We often see the question about bridging loans buzzing around the Internet, so we finally decided to make an article about it and hopefully help you understand a few things about them.

According to Property Finance Partners, bridging loans are basically designed to help a lot of people complete the purchase of a certain property before actually selling their existing home, by offering them short term access to money at a really high-rate of interest. However, there are some other things that you need to know about bridging loans, so if you want to learn more about this, feel free to read until the end. Without further ado, let’s take a look. 


What Are Bridging Loans?

Besides what we just mentioned above, bridging loans are also helping a lot of home-movers when there is a bigger gap between the sale and completion dates. This type of loan is also really helpful to someone who is planning to sell-on quickly right after making renovations to a home or help someone who’s buying at an auction as well.

As the banks and building societies are growing more reluctant to lend money and help people in need during these wake times of a financial crisis, there has been a big influx of bridging lenders on the market as well.


Understanding Bridging Loans – Things to Look Out For

Bridging loans are known for sometimes having pretty high-interest rates, and a lot of people are being warned to tread carefully when pursuing such a loan, simply because not paying enough attention can lead to having some bigger expenses at the end of the year.

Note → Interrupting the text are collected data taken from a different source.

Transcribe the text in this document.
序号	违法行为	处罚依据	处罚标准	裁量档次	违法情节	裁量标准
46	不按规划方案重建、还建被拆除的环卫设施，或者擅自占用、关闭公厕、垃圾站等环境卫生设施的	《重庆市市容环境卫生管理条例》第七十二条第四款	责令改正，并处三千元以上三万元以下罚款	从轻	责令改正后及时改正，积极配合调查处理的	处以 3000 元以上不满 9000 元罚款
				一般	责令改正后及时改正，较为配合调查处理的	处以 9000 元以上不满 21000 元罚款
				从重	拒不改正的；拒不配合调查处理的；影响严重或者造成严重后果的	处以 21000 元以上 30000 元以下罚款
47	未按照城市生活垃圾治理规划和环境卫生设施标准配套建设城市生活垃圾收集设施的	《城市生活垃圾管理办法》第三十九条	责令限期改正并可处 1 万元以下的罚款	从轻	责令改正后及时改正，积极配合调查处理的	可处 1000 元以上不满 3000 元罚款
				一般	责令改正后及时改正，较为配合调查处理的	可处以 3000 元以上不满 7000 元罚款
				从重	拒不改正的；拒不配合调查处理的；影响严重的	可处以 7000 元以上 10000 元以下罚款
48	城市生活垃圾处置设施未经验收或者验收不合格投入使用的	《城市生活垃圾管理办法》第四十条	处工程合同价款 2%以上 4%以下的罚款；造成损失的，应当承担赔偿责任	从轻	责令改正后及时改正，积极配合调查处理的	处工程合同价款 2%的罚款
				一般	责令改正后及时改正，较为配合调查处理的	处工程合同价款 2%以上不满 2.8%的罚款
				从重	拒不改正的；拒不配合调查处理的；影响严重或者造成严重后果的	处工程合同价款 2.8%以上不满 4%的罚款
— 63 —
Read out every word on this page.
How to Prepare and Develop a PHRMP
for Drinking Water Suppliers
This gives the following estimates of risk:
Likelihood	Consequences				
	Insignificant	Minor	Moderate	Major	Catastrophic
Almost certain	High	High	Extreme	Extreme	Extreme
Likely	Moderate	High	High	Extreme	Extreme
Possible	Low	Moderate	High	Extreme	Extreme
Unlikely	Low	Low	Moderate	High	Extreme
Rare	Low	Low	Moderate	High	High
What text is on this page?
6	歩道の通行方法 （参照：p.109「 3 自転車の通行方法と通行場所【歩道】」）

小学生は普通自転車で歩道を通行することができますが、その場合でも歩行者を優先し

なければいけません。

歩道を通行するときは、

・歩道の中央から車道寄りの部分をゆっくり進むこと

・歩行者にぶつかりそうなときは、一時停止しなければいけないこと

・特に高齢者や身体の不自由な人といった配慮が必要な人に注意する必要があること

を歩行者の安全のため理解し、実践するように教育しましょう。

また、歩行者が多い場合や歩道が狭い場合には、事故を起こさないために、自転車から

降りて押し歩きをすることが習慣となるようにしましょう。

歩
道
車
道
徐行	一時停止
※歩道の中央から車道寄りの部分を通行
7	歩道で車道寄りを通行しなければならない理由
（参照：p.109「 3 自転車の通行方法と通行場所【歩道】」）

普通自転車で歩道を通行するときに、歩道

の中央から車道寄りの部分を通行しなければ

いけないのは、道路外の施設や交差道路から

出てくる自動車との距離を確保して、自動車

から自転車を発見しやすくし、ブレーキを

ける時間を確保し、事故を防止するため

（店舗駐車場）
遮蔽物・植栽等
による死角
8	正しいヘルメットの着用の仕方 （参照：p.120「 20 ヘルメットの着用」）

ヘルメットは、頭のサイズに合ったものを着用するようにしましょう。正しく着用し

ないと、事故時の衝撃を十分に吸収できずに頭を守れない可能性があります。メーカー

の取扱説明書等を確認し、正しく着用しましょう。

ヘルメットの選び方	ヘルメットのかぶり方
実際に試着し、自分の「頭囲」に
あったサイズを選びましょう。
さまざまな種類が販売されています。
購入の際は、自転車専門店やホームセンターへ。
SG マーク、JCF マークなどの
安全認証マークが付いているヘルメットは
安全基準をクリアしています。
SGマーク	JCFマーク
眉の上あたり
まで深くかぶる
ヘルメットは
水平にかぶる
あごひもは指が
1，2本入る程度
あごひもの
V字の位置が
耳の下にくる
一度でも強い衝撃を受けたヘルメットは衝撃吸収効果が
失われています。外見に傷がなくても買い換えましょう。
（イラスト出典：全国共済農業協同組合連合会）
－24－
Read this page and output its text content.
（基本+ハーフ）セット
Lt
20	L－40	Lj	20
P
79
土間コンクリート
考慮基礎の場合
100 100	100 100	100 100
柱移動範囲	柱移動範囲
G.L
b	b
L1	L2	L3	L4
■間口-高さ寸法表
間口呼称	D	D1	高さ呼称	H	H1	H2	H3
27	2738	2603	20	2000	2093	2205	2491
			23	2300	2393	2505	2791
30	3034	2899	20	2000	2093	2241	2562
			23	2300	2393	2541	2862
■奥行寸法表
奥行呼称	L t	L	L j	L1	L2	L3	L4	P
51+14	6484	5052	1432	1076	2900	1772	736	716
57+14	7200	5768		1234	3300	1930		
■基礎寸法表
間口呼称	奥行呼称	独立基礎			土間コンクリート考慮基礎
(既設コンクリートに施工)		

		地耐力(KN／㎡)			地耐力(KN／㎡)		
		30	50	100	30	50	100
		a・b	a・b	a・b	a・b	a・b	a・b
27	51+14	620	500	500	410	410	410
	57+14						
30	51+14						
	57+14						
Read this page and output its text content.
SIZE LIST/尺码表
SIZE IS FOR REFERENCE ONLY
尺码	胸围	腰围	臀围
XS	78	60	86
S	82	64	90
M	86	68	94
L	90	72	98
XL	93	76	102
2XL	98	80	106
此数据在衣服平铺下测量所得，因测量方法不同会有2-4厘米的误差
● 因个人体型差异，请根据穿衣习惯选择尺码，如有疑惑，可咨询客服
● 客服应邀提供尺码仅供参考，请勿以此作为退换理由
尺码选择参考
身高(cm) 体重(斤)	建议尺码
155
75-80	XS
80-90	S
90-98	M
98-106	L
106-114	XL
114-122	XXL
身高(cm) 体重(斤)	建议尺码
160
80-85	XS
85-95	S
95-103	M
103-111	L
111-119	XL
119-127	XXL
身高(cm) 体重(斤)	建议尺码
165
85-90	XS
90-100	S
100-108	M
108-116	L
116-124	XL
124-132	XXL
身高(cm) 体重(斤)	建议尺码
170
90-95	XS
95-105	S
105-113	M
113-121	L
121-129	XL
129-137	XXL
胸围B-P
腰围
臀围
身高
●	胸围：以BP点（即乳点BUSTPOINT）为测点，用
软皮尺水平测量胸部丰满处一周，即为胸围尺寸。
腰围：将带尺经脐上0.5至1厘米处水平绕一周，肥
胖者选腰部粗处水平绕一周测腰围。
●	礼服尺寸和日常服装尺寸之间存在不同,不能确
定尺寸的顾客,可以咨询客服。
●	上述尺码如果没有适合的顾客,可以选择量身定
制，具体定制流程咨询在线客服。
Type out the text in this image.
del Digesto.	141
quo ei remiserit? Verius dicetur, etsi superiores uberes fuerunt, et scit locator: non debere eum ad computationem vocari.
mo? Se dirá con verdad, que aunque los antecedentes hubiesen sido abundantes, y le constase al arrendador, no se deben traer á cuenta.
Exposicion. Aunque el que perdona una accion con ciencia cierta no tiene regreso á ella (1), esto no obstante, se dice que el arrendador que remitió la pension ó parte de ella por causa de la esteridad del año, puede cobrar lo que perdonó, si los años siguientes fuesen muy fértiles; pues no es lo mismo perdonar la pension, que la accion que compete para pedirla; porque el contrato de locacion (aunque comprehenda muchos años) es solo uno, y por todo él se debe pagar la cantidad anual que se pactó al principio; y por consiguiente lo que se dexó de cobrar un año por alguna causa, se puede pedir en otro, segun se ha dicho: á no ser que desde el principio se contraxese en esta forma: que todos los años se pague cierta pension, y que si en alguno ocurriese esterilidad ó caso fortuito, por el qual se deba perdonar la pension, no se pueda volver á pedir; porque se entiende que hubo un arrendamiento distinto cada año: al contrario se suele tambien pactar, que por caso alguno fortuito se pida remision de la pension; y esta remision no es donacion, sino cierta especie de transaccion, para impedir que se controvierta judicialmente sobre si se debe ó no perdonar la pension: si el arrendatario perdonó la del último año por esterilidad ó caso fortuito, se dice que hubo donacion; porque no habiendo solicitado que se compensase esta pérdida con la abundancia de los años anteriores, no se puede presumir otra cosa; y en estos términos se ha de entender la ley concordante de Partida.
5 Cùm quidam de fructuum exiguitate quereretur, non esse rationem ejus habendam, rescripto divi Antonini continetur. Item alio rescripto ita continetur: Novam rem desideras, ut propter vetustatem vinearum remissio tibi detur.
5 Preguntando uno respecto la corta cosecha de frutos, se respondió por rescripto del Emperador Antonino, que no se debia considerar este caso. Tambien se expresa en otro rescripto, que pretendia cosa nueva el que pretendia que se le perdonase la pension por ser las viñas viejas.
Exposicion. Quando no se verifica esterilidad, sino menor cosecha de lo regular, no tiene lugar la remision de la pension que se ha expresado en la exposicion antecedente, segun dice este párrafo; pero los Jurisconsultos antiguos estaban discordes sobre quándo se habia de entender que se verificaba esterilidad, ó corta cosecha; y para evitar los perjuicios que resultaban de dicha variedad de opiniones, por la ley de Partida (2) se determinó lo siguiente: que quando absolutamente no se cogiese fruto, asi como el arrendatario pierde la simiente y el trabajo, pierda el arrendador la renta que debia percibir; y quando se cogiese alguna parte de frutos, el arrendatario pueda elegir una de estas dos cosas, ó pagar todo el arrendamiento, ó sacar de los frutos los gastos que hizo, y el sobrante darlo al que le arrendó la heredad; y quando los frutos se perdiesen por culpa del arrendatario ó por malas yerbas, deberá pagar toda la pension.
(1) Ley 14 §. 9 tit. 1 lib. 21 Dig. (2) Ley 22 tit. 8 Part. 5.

Some statistics say that if you take out a bridging loan you might end up facing costs which range between 1,5% a month, which adds up to 18% per year.

If you know exactly why you’re taking a bridging loan, it will be really helpful and you won’t be running into any unexpected costs or problems. Here’s why.

Bridging Loans are made to provide a quick amount of money, but they require you to pay them back really soon as well, in order to avoid the higher interest rates. So if you know that you will be getting some money in return, just a few days after taking the loan, you’ll be able to pay it before the interest starts growing more. A lot of people are doing the mistake of getting such loans without being sure that they can pay them back in a short amount of time, and this is where problems occur.


Here are two great examples of when you should be using a bridging loan.

  • If you are planning to sell really quickly after renovating a home

Simply because you know that the house is going to sell and you will get access to a large amount of money in a short period of time, therefore being able to pay the loan back before interest grows high.

  • If you are buying on an auction

Simply because you need a quick amount of money really fast, and bridging loans are known to provide you just that, in the shortest time period.